S'approchant de l'arbre, il distingua une inscription gravée avec rage dans l'écorce. Il y lut des mots qu'il ne comprit pas et y passa délicatement un de ses doigts. Un frisson naquit dans sa nuque et il fronça les sourcils.

En relevant la tête, une nouvelle certitude germa dans son esprit. Hoarwell était bien plus qu'un cimetière, c'était un sanctuaire.

Le sanctuaire d'Elwen et dans lequel personne ne devait s'attarder. C'était une partie de l'histoire d'Ilestelwen à laquelle il refusait d'appartenir, il n'en avait ni le droit, ni l'assentiment. Il avait traqué Hoarwell et à présent qu'il y était enfin, il réalisait que sa place n'y était pas.

Personne ne devait passer les portes d'Hoarwell, pas même lui. C'était l'espace d'Elwen, le lieu de ses démons et il refusait d'y entrer. Il n'avait pas à faire partie de cette histoire, il devait rester en dehors de cela.

Legolas jeta un dernier regard à la statue de la belle morte et suivit des yeux la direction qu'elle fixait. Il sut alors que ses pas le conduiraient bien plus au Nord qu'il ne l'avait imaginé.


1990 TA

"Nous donnons une voix à ces fantômes, nous sommes la voix des disparus qui ne sont pas encore partis dans les Cavernes, continua Perihan sans lâcher Elwen des yeux. Et ceux qui sont attachés à vous sont si nombreux que vous aurez bien le temps de vous habituer à votre cachot."

Ce furent les derniers mots qu'Elwen entendit avant que les gardes ne la tirent en arrière alors qu'elle se jetait sur la reine. Elle hurlait encore lorsqu'ils l'enfermèrent dans le plus sombre des cachots. Elle n'avait pas peur du noir, ni de la prison, ni de Perihan et de son frère. Mais elle tremblait pour Hélios.

Il n'avait pas bougé, même lorsqu'elle s'était ruée sur la géante en hurlant à pleins poumons. Il n'avait pas bougé, même lorsqu'il avait surpris de lourdes larmes coulant le long des joues de sa mère, ni quand les gardes l'avaient tirée hors de la pièce, ni quand la porte s'était refermée sur elle et ses cris.

Elle l'imaginait à la merci de ces horribles personnes, entouré de prêtres prêts à le faire souffrir. Il est déjà mort, lui soufflait une voix. Il était mort mais non pas à l'abri des Cavernes. Fanao Firya ne le sauverait pas, les Hommes pouvaient encore lui faire du mal. Pas physiquement, certes, mais toutes sortes de magie était capable d'emprisonner une âme pour la torturer pour l'éternité.
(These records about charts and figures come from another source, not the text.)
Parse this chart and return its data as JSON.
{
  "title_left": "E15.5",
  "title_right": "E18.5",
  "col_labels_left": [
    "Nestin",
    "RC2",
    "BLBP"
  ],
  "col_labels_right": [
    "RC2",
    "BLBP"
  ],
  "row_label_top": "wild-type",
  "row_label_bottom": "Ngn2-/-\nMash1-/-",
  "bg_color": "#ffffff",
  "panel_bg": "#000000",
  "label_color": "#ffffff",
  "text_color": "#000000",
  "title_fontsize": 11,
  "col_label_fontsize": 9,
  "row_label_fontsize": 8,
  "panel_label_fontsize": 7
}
Et Elwen était prête à tuer pour éviter cela. Prête à achever cette ville maudite pour sauver son fils déjà puni par les Valar.

Hélios avait assez souffert. Elwen sentait déjà les doux effets de la haine et de la fureur s'infiltrer en elle. Ils allaient payer, Athelleen n'était jamais morte et ils allaient vite le comprendre.
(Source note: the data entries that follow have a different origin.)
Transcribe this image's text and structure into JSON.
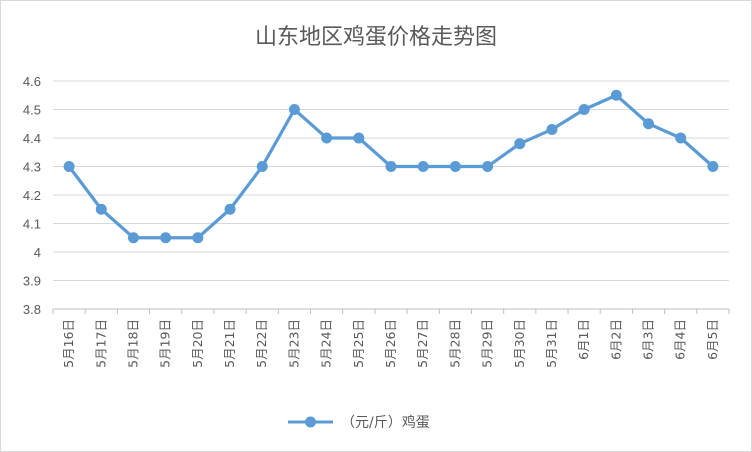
{
  "chart_data": {
    "type": "line",
    "title": "山东地区鸡蛋价格走势图",
    "xlabel": "",
    "ylabel": "",
    "categories": [
      "5月16日",
      "5月17日",
      "5月18日",
      "5月19日",
      "5月20日",
      "5月21日",
      "5月22日",
      "5月23日",
      "5月24日",
      "5月25日",
      "5月26日",
      "5月27日",
      "5月28日",
      "5月29日",
      "5月30日",
      "5月31日",
      "6月1日",
      "6月2日",
      "6月3日",
      "6月4日",
      "6月5日"
    ],
    "series": [
      {
        "name": "（元/斤）鸡蛋",
        "values": [
          4.3,
          4.15,
          4.05,
          4.05,
          4.05,
          4.15,
          4.3,
          4.5,
          4.4,
          4.4,
          4.3,
          4.3,
          4.3,
          4.3,
          4.38,
          4.43,
          4.5,
          4.55,
          4.45,
          4.4,
          4.3
        ],
        "color": "#5b9bd5"
      }
    ],
    "ylim": [
      3.8,
      4.6
    ],
    "yticks": [
      "3.8",
      "3.9",
      "4",
      "4.1",
      "4.2",
      "4.3",
      "4.4",
      "4.5",
      "4.6"
    ],
    "grid": true,
    "legend_position": "bottom"
  }
}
Les cris d'Elwen ne s'étaient pas taris, même des semaines après son enfermement. Elle se refusait le silence, si là, quelque part dans ce château, son fils souffrait, elle hurlerait jusqu'à ce que sa douleur cesse. Hélios avait assez souffert.
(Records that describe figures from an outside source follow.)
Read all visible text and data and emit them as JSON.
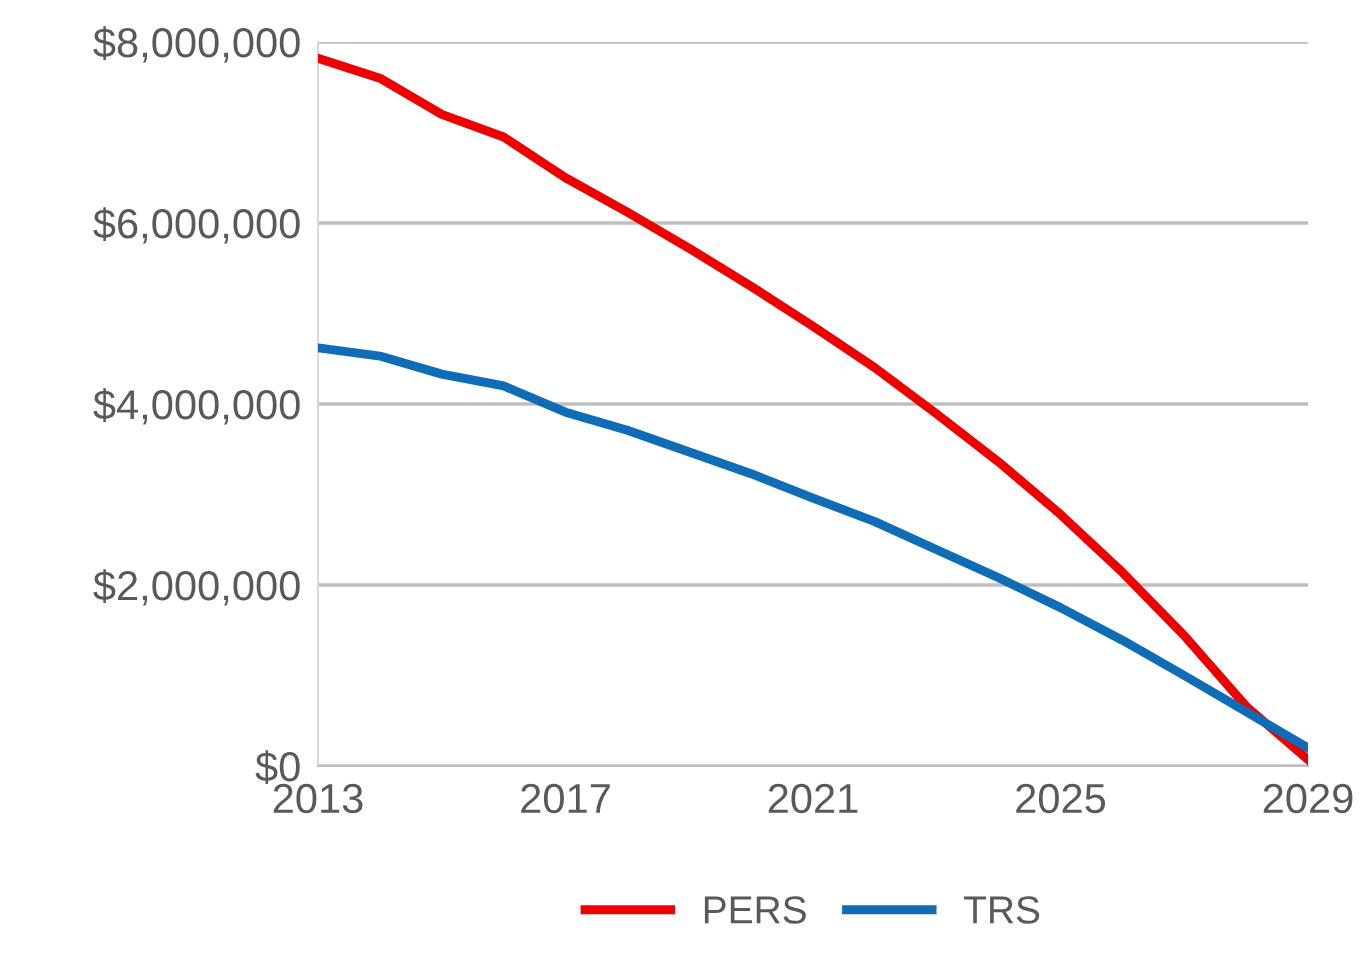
{
  "chart_data": {
    "type": "line",
    "x": [
      2013,
      2014,
      2015,
      2016,
      2017,
      2018,
      2019,
      2020,
      2021,
      2022,
      2023,
      2024,
      2025,
      2026,
      2027,
      2028,
      2029
    ],
    "series": [
      {
        "name": "PERS",
        "color": "#ee0000",
        "values": [
          7820000,
          7600000,
          7200000,
          6950000,
          6500000,
          6120000,
          5720000,
          5300000,
          4860000,
          4400000,
          3890000,
          3360000,
          2780000,
          2140000,
          1440000,
          660000,
          70000
        ]
      },
      {
        "name": "TRS",
        "color": "#0f6cb6",
        "values": [
          4620000,
          4530000,
          4330000,
          4200000,
          3910000,
          3710000,
          3470000,
          3230000,
          2960000,
          2700000,
          2390000,
          2080000,
          1750000,
          1390000,
          1000000,
          600000,
          200000
        ]
      }
    ],
    "xlim": [
      2013,
      2029
    ],
    "xticks": [
      2013,
      2017,
      2021,
      2025,
      2029
    ],
    "ylim": [
      0,
      8000000
    ],
    "yticks": [
      {
        "value": 0,
        "label": "$0"
      },
      {
        "value": 2000000,
        "label": "$2,000,000"
      },
      {
        "value": 4000000,
        "label": "$4,000,000"
      },
      {
        "value": 6000000,
        "label": "$6,000,000"
      },
      {
        "value": 8000000,
        "label": "$8,000,000"
      }
    ],
    "grid": "y",
    "legend": "bottom",
    "marker": "none",
    "line_style": "solid"
  }
}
La porte s'ouvrit avec fracas, l'elfe se rua aussitôt sur les gardes qui entrèrent, assenant coups de poings et morsures sans remord. Le goût du sang la rendit folle et elle se rendit à peine compte qu'elle tenait entre ses dents une oreille. Un des gardes s'effondra en hurlant, son collègue se jeta sur l'elfe qui l'envoya au sol d'un violent coup de pied dans le crâne. Le craquement que produisit sa nuque ne laissa aucun doute sur sa chance de survie.

Comme un animal sauvage, Elwen gravit les interminables escaliers à quatre pattes, encore haletante de l'altercation. À travers le brouhaha de la garde qui accourait, les cris apeurés des servantes et le bruit de la rue, elle percevait la voix de Perihan.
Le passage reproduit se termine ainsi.